Launched just the other day, Joanne Hichens’ memoir, Death and the After Parties, must be one of the very best memoirs about loss, love, grieving and recovery I have ever read.
She tells of the death of her mother and some years later, her father, both expected: In-Time events, as we say in developmental psychology: we all expect to bury our parents some time, even though we habitually avoid thinking about that. But in between their deaths, her husband dies unexpectedly, and not very long after, her husband’s mother kills herself: both out-of-time events. These are deaths and the how of which we do not expect, are never prepared for, not even intellectually.
The chronology of the deaths and their aftermath are written up accurately: mother, husband, father, mother-in-law; but oh, what richness is contained in this obvious structure! Rich in imagery, memories from childhood, growing up with two brothers and a sister as a child of a diplomat, are interweaved with present day dynamics as siblings deal each parent’s death, and ultimately squabble and scatter over their father’s estate.
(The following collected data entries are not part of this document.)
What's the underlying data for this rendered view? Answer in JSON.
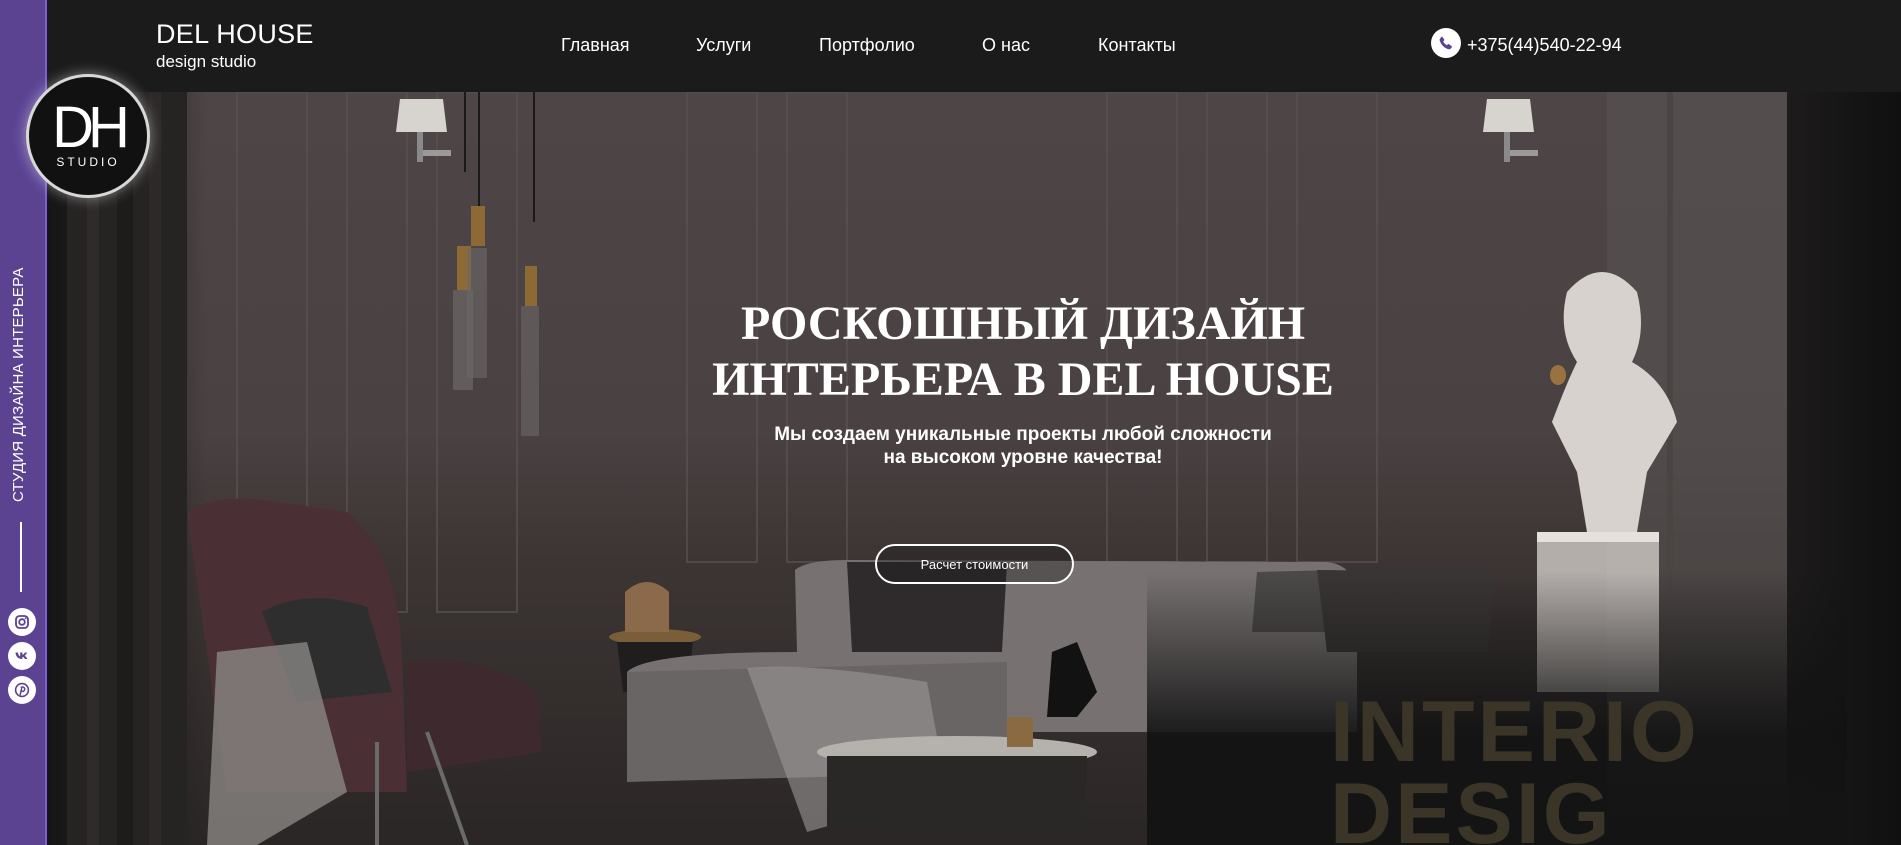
{
  "sidebar": {
    "tagline": "СТУДИЯ ДИЗАЙНА ИНТЕРЬЕРА",
    "social": [
      "instagram-icon",
      "vk-icon",
      "pinterest-icon"
    ]
  },
  "logo": {
    "letters": "DH",
    "sub": "STUDIO"
  },
  "header": {
    "brand_title": "DEL HOUSE",
    "brand_subtitle": "design studio",
    "nav": [
      "Главная",
      "Услуги",
      "Портфолио",
      "О нас",
      "Контакты"
    ],
    "phone": "+375(44)540-22-94"
  },
  "hero": {
    "title_line1": "РОСКОШНЫЙ ДИЗАЙН",
    "title_line2": "ИНТЕРЬЕРА В DEL HOUSE",
    "subtitle_line1": "Мы создаем уникальные проекты любой сложности",
    "subtitle_line2": "на высоком уровне качества!",
    "cta_label": "Расчет стоимости",
    "background_word_line1": "INTERIO",
    "background_word_line2": "DESIG"
  },
  "colors": {
    "sidebar": "#5b4392",
    "accent": "#7b5ed8",
    "header_bg": "#1b1b1b"
  }
}
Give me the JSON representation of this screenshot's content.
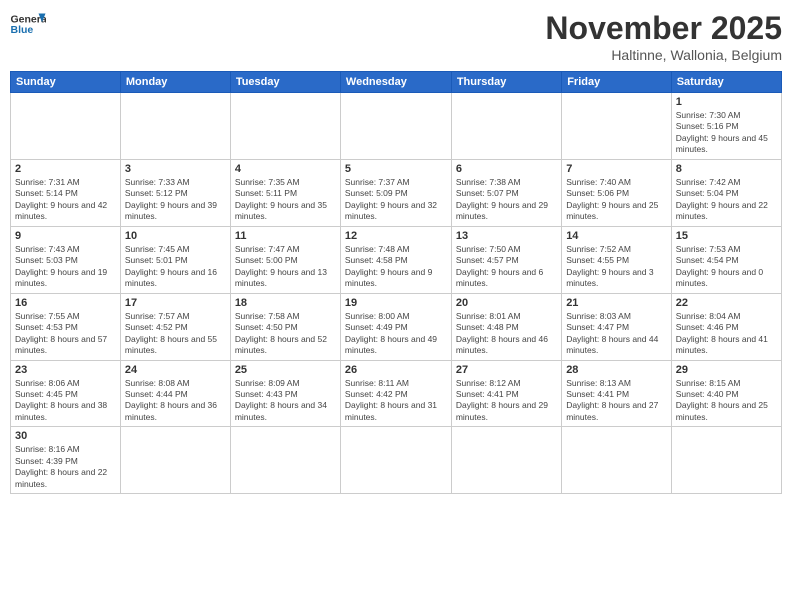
{
  "header": {
    "logo_general": "General",
    "logo_blue": "Blue",
    "title": "November 2025",
    "subtitle": "Haltinne, Wallonia, Belgium"
  },
  "days_of_week": [
    "Sunday",
    "Monday",
    "Tuesday",
    "Wednesday",
    "Thursday",
    "Friday",
    "Saturday"
  ],
  "weeks": [
    [
      null,
      null,
      null,
      null,
      null,
      null,
      {
        "day": "1",
        "sunrise": "Sunrise: 7:30 AM",
        "sunset": "Sunset: 5:16 PM",
        "daylight": "Daylight: 9 hours and 45 minutes."
      }
    ],
    [
      {
        "day": "2",
        "sunrise": "Sunrise: 7:31 AM",
        "sunset": "Sunset: 5:14 PM",
        "daylight": "Daylight: 9 hours and 42 minutes."
      },
      {
        "day": "3",
        "sunrise": "Sunrise: 7:33 AM",
        "sunset": "Sunset: 5:12 PM",
        "daylight": "Daylight: 9 hours and 39 minutes."
      },
      {
        "day": "4",
        "sunrise": "Sunrise: 7:35 AM",
        "sunset": "Sunset: 5:11 PM",
        "daylight": "Daylight: 9 hours and 35 minutes."
      },
      {
        "day": "5",
        "sunrise": "Sunrise: 7:37 AM",
        "sunset": "Sunset: 5:09 PM",
        "daylight": "Daylight: 9 hours and 32 minutes."
      },
      {
        "day": "6",
        "sunrise": "Sunrise: 7:38 AM",
        "sunset": "Sunset: 5:07 PM",
        "daylight": "Daylight: 9 hours and 29 minutes."
      },
      {
        "day": "7",
        "sunrise": "Sunrise: 7:40 AM",
        "sunset": "Sunset: 5:06 PM",
        "daylight": "Daylight: 9 hours and 25 minutes."
      },
      {
        "day": "8",
        "sunrise": "Sunrise: 7:42 AM",
        "sunset": "Sunset: 5:04 PM",
        "daylight": "Daylight: 9 hours and 22 minutes."
      }
    ],
    [
      {
        "day": "9",
        "sunrise": "Sunrise: 7:43 AM",
        "sunset": "Sunset: 5:03 PM",
        "daylight": "Daylight: 9 hours and 19 minutes."
      },
      {
        "day": "10",
        "sunrise": "Sunrise: 7:45 AM",
        "sunset": "Sunset: 5:01 PM",
        "daylight": "Daylight: 9 hours and 16 minutes."
      },
      {
        "day": "11",
        "sunrise": "Sunrise: 7:47 AM",
        "sunset": "Sunset: 5:00 PM",
        "daylight": "Daylight: 9 hours and 13 minutes."
      },
      {
        "day": "12",
        "sunrise": "Sunrise: 7:48 AM",
        "sunset": "Sunset: 4:58 PM",
        "daylight": "Daylight: 9 hours and 9 minutes."
      },
      {
        "day": "13",
        "sunrise": "Sunrise: 7:50 AM",
        "sunset": "Sunset: 4:57 PM",
        "daylight": "Daylight: 9 hours and 6 minutes."
      },
      {
        "day": "14",
        "sunrise": "Sunrise: 7:52 AM",
        "sunset": "Sunset: 4:55 PM",
        "daylight": "Daylight: 9 hours and 3 minutes."
      },
      {
        "day": "15",
        "sunrise": "Sunrise: 7:53 AM",
        "sunset": "Sunset: 4:54 PM",
        "daylight": "Daylight: 9 hours and 0 minutes."
      }
    ],
    [
      {
        "day": "16",
        "sunrise": "Sunrise: 7:55 AM",
        "sunset": "Sunset: 4:53 PM",
        "daylight": "Daylight: 8 hours and 57 minutes."
      },
      {
        "day": "17",
        "sunrise": "Sunrise: 7:57 AM",
        "sunset": "Sunset: 4:52 PM",
        "daylight": "Daylight: 8 hours and 55 minutes."
      },
      {
        "day": "18",
        "sunrise": "Sunrise: 7:58 AM",
        "sunset": "Sunset: 4:50 PM",
        "daylight": "Daylight: 8 hours and 52 minutes."
      },
      {
        "day": "19",
        "sunrise": "Sunrise: 8:00 AM",
        "sunset": "Sunset: 4:49 PM",
        "daylight": "Daylight: 8 hours and 49 minutes."
      },
      {
        "day": "20",
        "sunrise": "Sunrise: 8:01 AM",
        "sunset": "Sunset: 4:48 PM",
        "daylight": "Daylight: 8 hours and 46 minutes."
      },
      {
        "day": "21",
        "sunrise": "Sunrise: 8:03 AM",
        "sunset": "Sunset: 4:47 PM",
        "daylight": "Daylight: 8 hours and 44 minutes."
      },
      {
        "day": "22",
        "sunrise": "Sunrise: 8:04 AM",
        "sunset": "Sunset: 4:46 PM",
        "daylight": "Daylight: 8 hours and 41 minutes."
      }
    ],
    [
      {
        "day": "23",
        "sunrise": "Sunrise: 8:06 AM",
        "sunset": "Sunset: 4:45 PM",
        "daylight": "Daylight: 8 hours and 38 minutes."
      },
      {
        "day": "24",
        "sunrise": "Sunrise: 8:08 AM",
        "sunset": "Sunset: 4:44 PM",
        "daylight": "Daylight: 8 hours and 36 minutes."
      },
      {
        "day": "25",
        "sunrise": "Sunrise: 8:09 AM",
        "sunset": "Sunset: 4:43 PM",
        "daylight": "Daylight: 8 hours and 34 minutes."
      },
      {
        "day": "26",
        "sunrise": "Sunrise: 8:11 AM",
        "sunset": "Sunset: 4:42 PM",
        "daylight": "Daylight: 8 hours and 31 minutes."
      },
      {
        "day": "27",
        "sunrise": "Sunrise: 8:12 AM",
        "sunset": "Sunset: 4:41 PM",
        "daylight": "Daylight: 8 hours and 29 minutes."
      },
      {
        "day": "28",
        "sunrise": "Sunrise: 8:13 AM",
        "sunset": "Sunset: 4:41 PM",
        "daylight": "Daylight: 8 hours and 27 minutes."
      },
      {
        "day": "29",
        "sunrise": "Sunrise: 8:15 AM",
        "sunset": "Sunset: 4:40 PM",
        "daylight": "Daylight: 8 hours and 25 minutes."
      }
    ],
    [
      {
        "day": "30",
        "sunrise": "Sunrise: 8:16 AM",
        "sunset": "Sunset: 4:39 PM",
        "daylight": "Daylight: 8 hours and 22 minutes."
      },
      null,
      null,
      null,
      null,
      null,
      null
    ]
  ]
}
But it’s the death of her husband which undoes her. Unmoors her, rendering her helpless and furious and stumbling through days, dazed with medication, self medicating with alcohol, eventually turning to researching death and dying, starting therapy, writing, mothering her pre-teen son and her older daughters through it all, somehow keeping the family home functioning; somehow making sense of the impossible, yet absolute certainty, that we will experience death and loss, that we each will die our own deaths.